O disparo no preço dos alimentos
A explicação está muito mais próxima do que teorias mirabolantes. Está no mercado da esquina. No início do ano, entre janeiro e fevereiro, a inflação dos alimentos, mais especificamente da comida cotidiana, foi o dobro da inflação geral: 2,95% diante de 1,25% do IPCA (o índice considerado oficial). É uma tendência que vem pelo menos desde outubro e que pega os produtos que mais pesam na mesa dos brasileiros, como a batata-inglesa, que subiu 38,24%, ou a cenoura, que disparou 56,99%.
O arroz e o feijão, a base do almoço do trabalhador, subiram, respectivamente, 10,32% e 15,27%. A inflação foi praticamente generalizada nos chamados produtos “in natura” (os produtos frescos) que a gente compra no mercado e nas feiras. Uma subida de preço que pesa, sobretudo, nas famílias mais pobres.
É de se perguntar, a essa altura do campeonato, por que a comida está tão cara, sendo que o agronegócio bombou em 2023?
Crescimento só para os ricos
Não é só a comida, é toda a política econômica do governo
Quase tudo o que a gente come não vem do tão bajulado agronegócio. Os alimentos frescos, as hortaliças, o arroz etc., são produzidos nas pequenas unidades camponesas familiares. O que o agro, que não é “pop”, produz, de forma subsidiada pelo governo (ou seja, paga por nós), é basicamente soja, milho e grãos que vão para exportação ou viram ração para gado.
O agronegócio, controlado por transnacionais e o capital financeiro internacional, lucra, e, veja só, foi o único setor que reduziu o número de empregados. Estamos financiando o desemprego no campo, uma maior dependência da economia e a insegurança alimentar.
A crescente decepção com o governo
Embora, contudo, os alimentos pesem no desgaste do governo, não podemos desconsiderar outros fatores, como a decepção de muitos setores com o governo. Os servidores públicos federais, por exemplo, que votaram massivamente em Lula contra a destruição dos serviços públicos desencadeada por Bolsonaro e Guedes, amargam 0% de reajuste.

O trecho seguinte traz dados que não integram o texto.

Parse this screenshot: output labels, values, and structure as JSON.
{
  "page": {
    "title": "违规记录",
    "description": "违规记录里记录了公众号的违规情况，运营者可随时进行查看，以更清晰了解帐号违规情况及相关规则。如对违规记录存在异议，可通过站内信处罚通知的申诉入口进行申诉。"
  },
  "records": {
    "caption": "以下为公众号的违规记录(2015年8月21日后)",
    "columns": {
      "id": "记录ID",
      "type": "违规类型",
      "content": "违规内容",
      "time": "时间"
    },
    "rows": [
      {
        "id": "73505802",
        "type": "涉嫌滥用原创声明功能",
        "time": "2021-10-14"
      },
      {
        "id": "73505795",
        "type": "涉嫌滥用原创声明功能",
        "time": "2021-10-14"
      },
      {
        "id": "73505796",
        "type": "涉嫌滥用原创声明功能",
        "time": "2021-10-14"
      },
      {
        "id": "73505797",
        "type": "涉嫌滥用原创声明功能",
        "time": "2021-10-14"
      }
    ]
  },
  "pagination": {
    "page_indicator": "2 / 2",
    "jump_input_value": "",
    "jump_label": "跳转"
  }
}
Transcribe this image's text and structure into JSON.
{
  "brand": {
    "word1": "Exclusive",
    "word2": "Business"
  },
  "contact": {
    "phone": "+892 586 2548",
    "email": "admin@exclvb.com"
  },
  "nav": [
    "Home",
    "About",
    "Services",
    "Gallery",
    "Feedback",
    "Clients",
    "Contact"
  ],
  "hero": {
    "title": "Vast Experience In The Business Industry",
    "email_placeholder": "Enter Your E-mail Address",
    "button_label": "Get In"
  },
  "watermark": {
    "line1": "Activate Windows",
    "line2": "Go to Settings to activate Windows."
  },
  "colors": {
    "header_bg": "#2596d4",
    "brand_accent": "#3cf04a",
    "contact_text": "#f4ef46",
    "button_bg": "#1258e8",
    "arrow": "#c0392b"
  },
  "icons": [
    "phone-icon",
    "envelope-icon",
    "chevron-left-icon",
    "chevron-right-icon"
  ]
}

Não é por menos que os técnicos-administrativos das federais estejam em greve, num movimento que só tende a crescer.
Os operários da fábrica da Avibras, por sua vez, estão com quase um ano de salários atrasados, com os empregos ameaçados e ainda esperam alguma medida do governo. Os trabalhadores da Toyota de Indaiatuba (SP) assistem indignados o anúncio de fechamento da fábrica, mesmo com todos os subsídios garantidos pelos governos.
A inflação dos alimentos é um dos elementos de uma política econômica que garantiu, nesse último ano, um certo crescimento econômico, mas não de forma igual e para todos. Quem se beneficiou de verdade foram as multinacionais, os banqueiros e grandes empresários.
Crescimento no capitalismo é o crescimento dos lucros dos bilionários, à custa da pobreza dos trabalhadores. E propaganda nenhuma do governo vai conseguir convencer o povo do contrário.